Rod Bolger had resigned on June 30, a couple of weeks after the company abruptly halted all withdrawals, swaps and transfers in a shock announcement.

News of the plans to give the ex-CFO such an astronomical paycheck during a time of financial turmoil would have undoubtedly gone down badly with the estimated 1.7 million people who have been unable to access any of their funds for almost two months.

Court filings have previously confirmed that 300,000 customers have a balance of more than $100, and Celsius is currently grappling with a $1.2 billion black hole in its finances.

Initially, Celsius had argued that it was crucial to bring Bolger on in an advisory capacity because of his familiarity with the business, adding:

"His institutional knowledge and experience concerning the unique features of cryptocurrency are invaluable."

However, investors who are in the process of taking legal action against Celsius shot back — claiming that "little detail" was provided as to exactly why Bolger's services were required.

It was also alleged that Bolger had provided false information to customers just days before withdrawals were suddenly halted — and in a blog post four days earlier, he had written:

"The company's strong liquidity framework … This put us in a strong position to weather the recent market turbulence and ensure that clients who needed to access their digital assets could get them free and clear."

Bolger subsequently added that Celsius was "in a strong position to grow as the market recovers."

Lawyers representing claimant Keith Suckno claimed this blog post means one of two things:

"Mr Bolger was either misinformed about the actual financial status of the debtors or deliberately sought to mislead the depositors/investors of Celsius."

Suckno's legal team also questioned the finances surrounding the proposal. Given how Bolger was entitled to receive his base salary of $62,500 for eight weeks through his notice period — concluding August 25 — concerns were raised that this additional consulting fee would effectively mean he was being paid twice.
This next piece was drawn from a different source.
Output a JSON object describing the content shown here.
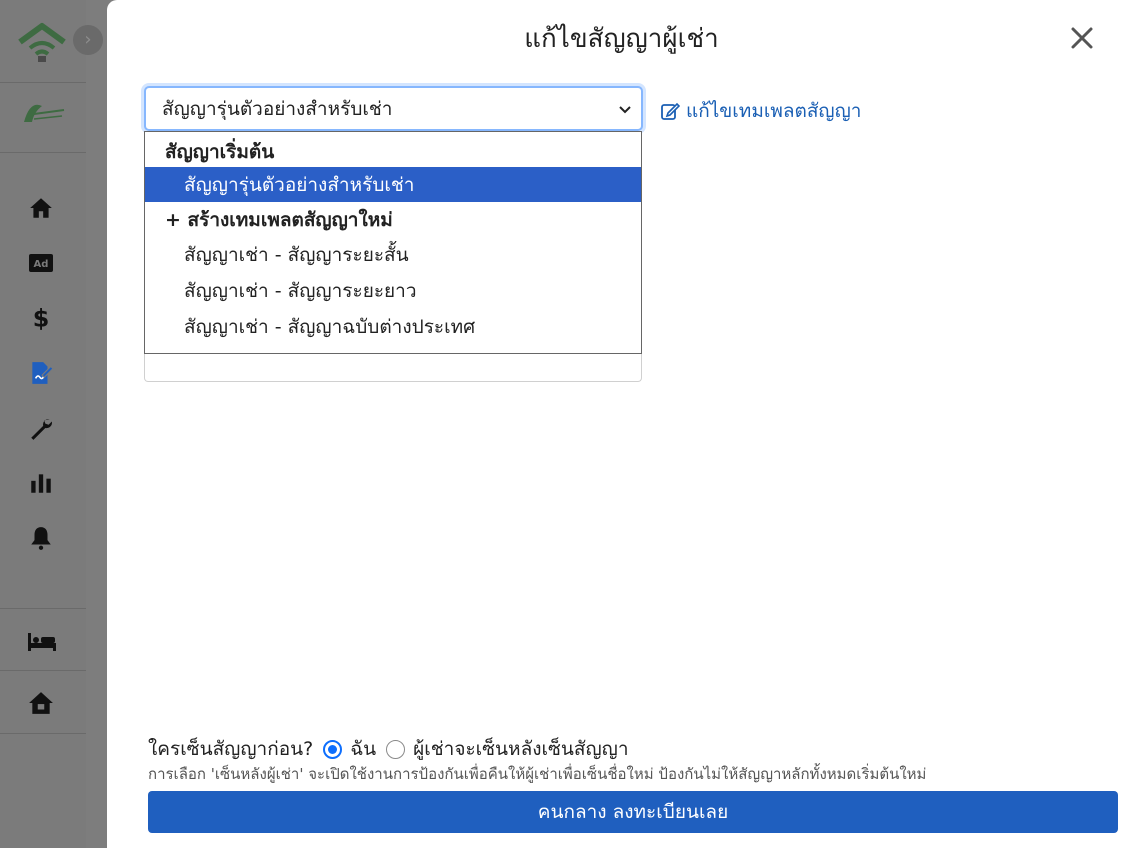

"The lives of thousands of individuals have been destroyed by virtue of the actions of the debtors. Each day, the Court is deluged with letters from distraught depositors. As a result, before the debtors cavalierly pay an insider nearly $100,000 per month, more information should be required from the debtors including exactly what services will be required from Mr Bolger, why those services cannot be performed by other employees as noted above and that the 'business judgment' standard is actually satisfied here."

A hearing about the proposal was due to take place in court later today — but on Friday, a short update from Celsius Network's lawyers confirmed that the motion to enter into this advisory agreement with Rod Bolger had been withdrawn.

Celsius is yet to make a public statement about the now-abandoned plans.